Cittadinanza anche a chi non è in grado di imparare l’italiano per via di una disabilità
La Consulta, con la sentenza n. 25, afferma che l’obbligo deve escludere chi sia in condizioni di oggettiva e documentata impossibilità di imparare la lingua in ragione di una disabilità
La Corte costituzionale, con la sentenza n. 25, depositata oggi, ha affermato che vìola il principio di uguaglianza la norma che subordina l’acquisto della cittadinanza - per matrimonio o naturalizzazione - alla conoscenza dell’italiano a livello intermedio per qualunque straniero, senza eccettuare chi versi in condizioni di oggettiva e documentata impossibilità di acquisirla in ragione di una disabilità.
Accolto dunque il ricorso del Tar Emilia-Romagna che dubitava della legittimità costituzionale dell’articolo 9.1 della legge n. 91 del 1992, introdotto dall’articolo 14, comma 1, lettera a-bis), del Dl n. 113 del 2018, come convertito, nella parte in cui, imponendo il requisito della conoscenza linguistica per l’attribuzione della cittadinanza italiana, precluderebbe la sua concessione «a quei soggetti che, in ragione della impossibilità di apprendere la lingua per gravi disabilità e certificati deficit cognitivi, non siano nelle condizioni di documentar[ne] la conoscenza».
È stata, pertanto, dichiarata l’illegittimità costituzionale dell’articolo 9.1 della legge 5 febbraio 1992, n. 91 «nella parte in cui non esonera dalla prova della conoscenza della lingua italiana il richiedente [la cittadinanza] affetto da gravi limitazioni alla capacità di apprendimento linguistico derivanti dall’età, da patologie o da disabilità, attestate mediante certificazione rilasciata dalla struttura sanitaria pubblica».

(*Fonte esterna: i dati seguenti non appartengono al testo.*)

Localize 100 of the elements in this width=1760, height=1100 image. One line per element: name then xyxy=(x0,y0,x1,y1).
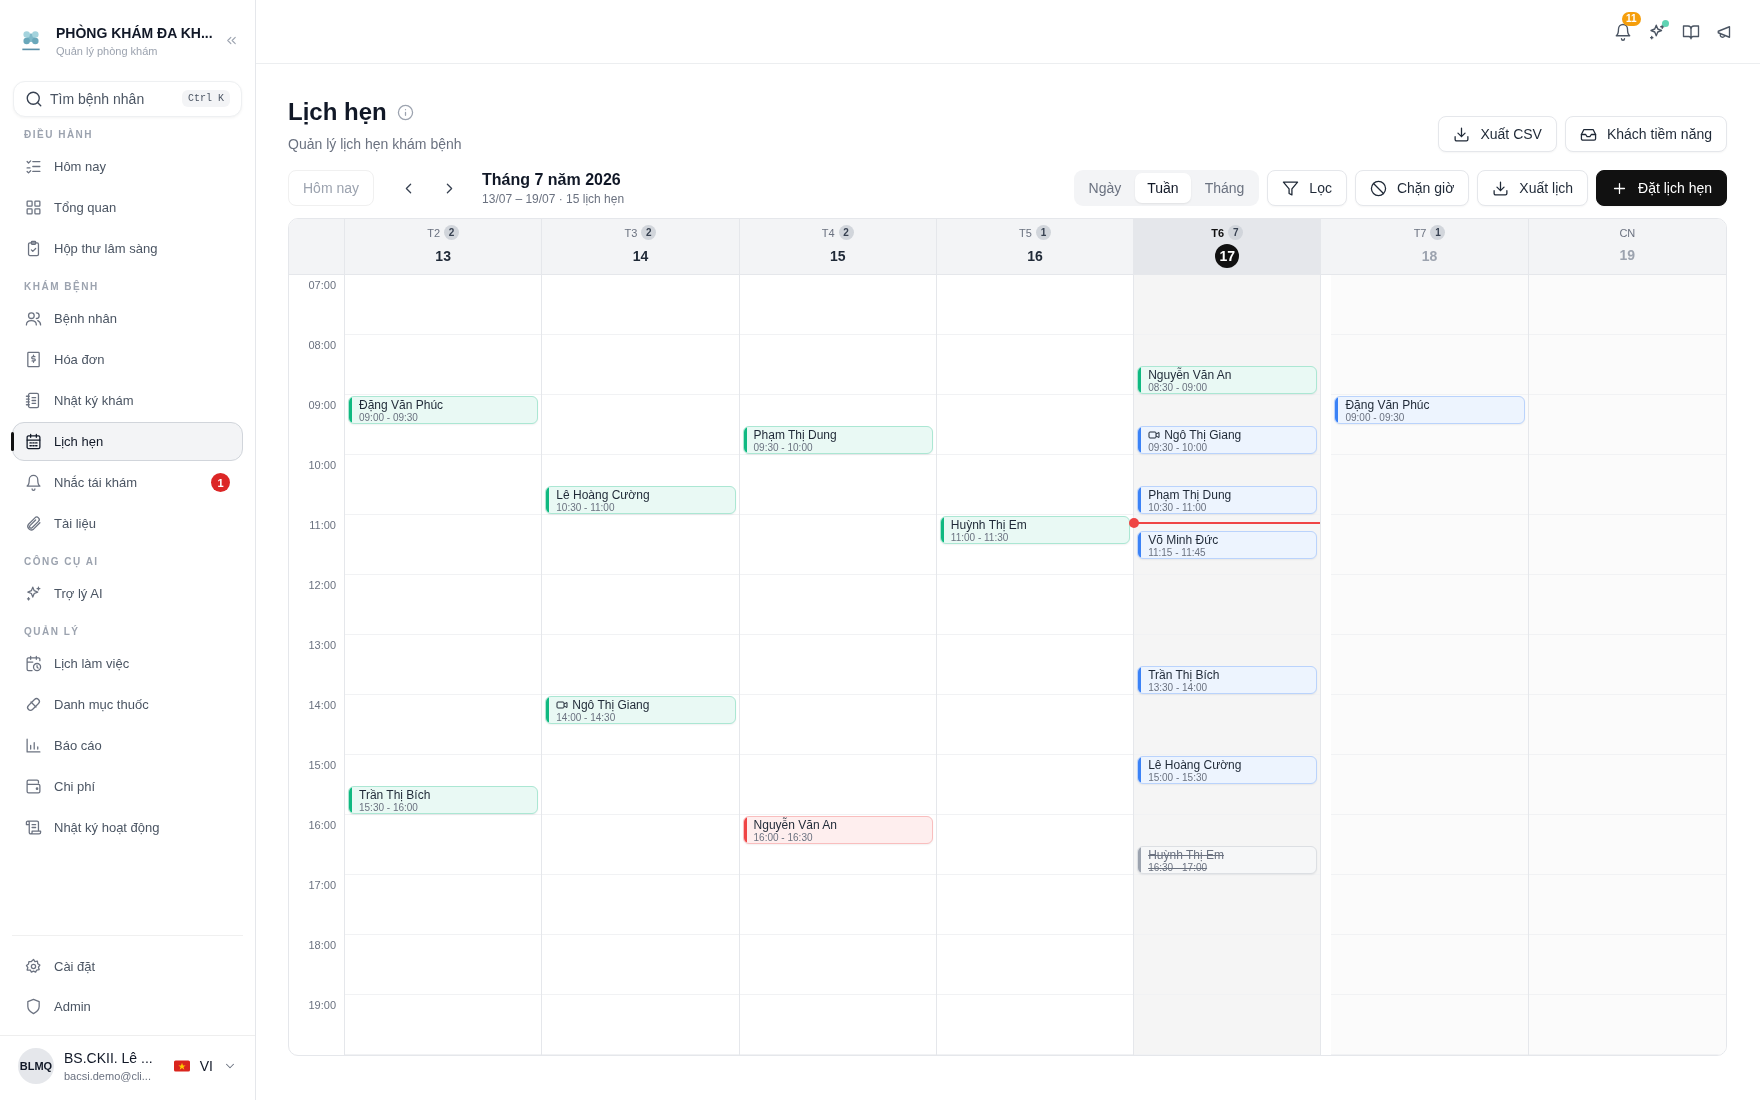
appointment-card[interactable]: Đặng Văn Phúc 09:00 - 09:30 xyxy=(348,396,539,424)
time-label: 16:00 xyxy=(308,819,336,831)
nav-item[interactable]: Hóa đơn xyxy=(12,340,243,379)
appointment-card[interactable]: Lê Hoàng Cường 10:30 - 11:00 xyxy=(545,486,736,514)
date-number[interactable]: 14 xyxy=(632,244,649,268)
patient-name: Huỳnh Thị Em xyxy=(1148,847,1224,862)
action-button[interactable]: Xuất CSV xyxy=(1438,116,1557,152)
date-number[interactable]: 17 xyxy=(1215,244,1240,268)
view-tab[interactable]: Tháng xyxy=(1192,173,1257,203)
clipboard-icon xyxy=(25,240,42,257)
appointment-time: 14:00 - 14:30 xyxy=(556,711,617,723)
period-range: 13/07 – 19/07 · 15 lịch hẹn xyxy=(482,191,625,206)
nav-item[interactable]: Lịch làm việc xyxy=(12,644,243,683)
appointment-card[interactable]: Võ Minh Đức 11:15 - 11:45 xyxy=(1137,531,1318,559)
settings-icon xyxy=(25,958,42,975)
nav-item[interactable]: Chi phí xyxy=(12,767,243,806)
grid-icon xyxy=(25,199,42,216)
count-badge: 2 xyxy=(838,225,854,240)
appointment-card[interactable]: Đặng Văn Phúc 09:00 - 09:30 xyxy=(1334,396,1525,424)
toolbar-button[interactable]: Lọc xyxy=(1267,170,1347,206)
bell-icon[interactable] xyxy=(1614,22,1632,41)
nav-item[interactable]: Admin xyxy=(12,987,243,1026)
appointment-card[interactable]: Trần Thị Bích 13:30 - 14:00 xyxy=(1137,666,1318,694)
patient-name: Trần Thị Bích xyxy=(359,787,431,802)
weekday-label: T6 xyxy=(1211,226,1225,239)
time-label: 11:00 xyxy=(309,519,336,531)
time-label: 17:00 xyxy=(308,879,336,891)
shortcut-hint: Ctrl K xyxy=(182,90,230,107)
clinic-subtitle: Quản lý phòng khám xyxy=(56,44,159,57)
notification-badge: 11 xyxy=(1622,11,1641,26)
nav-item[interactable]: Lịch hẹn xyxy=(12,422,243,461)
nav-item[interactable]: Cài đặt xyxy=(12,947,243,986)
date-number[interactable]: 15 xyxy=(829,244,846,268)
nav-item[interactable]: Hôm nay xyxy=(12,147,243,186)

Secondo la Corte, è violato, anzitutto, il principio di eguaglianza formale per trattamento uguale - ingiustificato e irragionevole - di situazioni diverse. Infatti, con l’imposizione generalizzata del requisito linguistico, il legislatore non ha tenuto conto della condizione di coloro che, in ragione di determinate menomazioni, versano in situazione oggettivamente diversa dalla generalità dei richiedenti la cittadinanza.
Ancora, la disciplina uniforme dettata dall’articolo 9.1 offende il principio di eguaglianza nella sua declinazione sostanziale perché frappone, anzi che rimuovere, un ostacolo all’acquisto dello status di cittadino per tale specifica categoria di persone vulnerabili e dà luogo ad una loro discriminazione indiretta.
Infine, la Consulta ha ritenuto che la norma sia irragionevole perché contraria al principio «ad impossibilia nemo tenetur»: il requisito della prova della conoscenza della lingua a livello intermedio si rivela, infatti, una condizione inesigibile per quegli stranieri che siano oggettivamente impediti ad apprenderla in ragione di una disabilità.
La Corte ha dunque dichiarato “l’illegittimità costituzionale dell’art. 9.1 della legge 5 febbraio 1992, n. 91 (Nuove norme sulla cittadinanza), introdotto dall’art. 14, comma 1, lettera a-bis), del decreto-legge 4 ottobre 2018, n. 113 (Disposizioni urgenti in materia di protezione internazionale e immigrazione, sicurezza pubblica, nonché misure per la funzionalità del Ministero dell’interno e l’organizzazione e il funzionamento dell’Agenzia nazionale per l’amministrazione e la destinazione dei beni sequestrati e confiscati alla criminalità organizzata), convertito, con modificazioni, nella legge 1° dicembre 2018, n. 132, nella parte in cui non esonera dalla prova della conoscenza della lingua italiana il richiedente affetto da gravi limitazioni alla capacità di apprendimento linguistico derivanti dall’età, da patologie o da disabilità, attestate mediante certificazione rilasciata dalla struttura sanitaria pubblica”.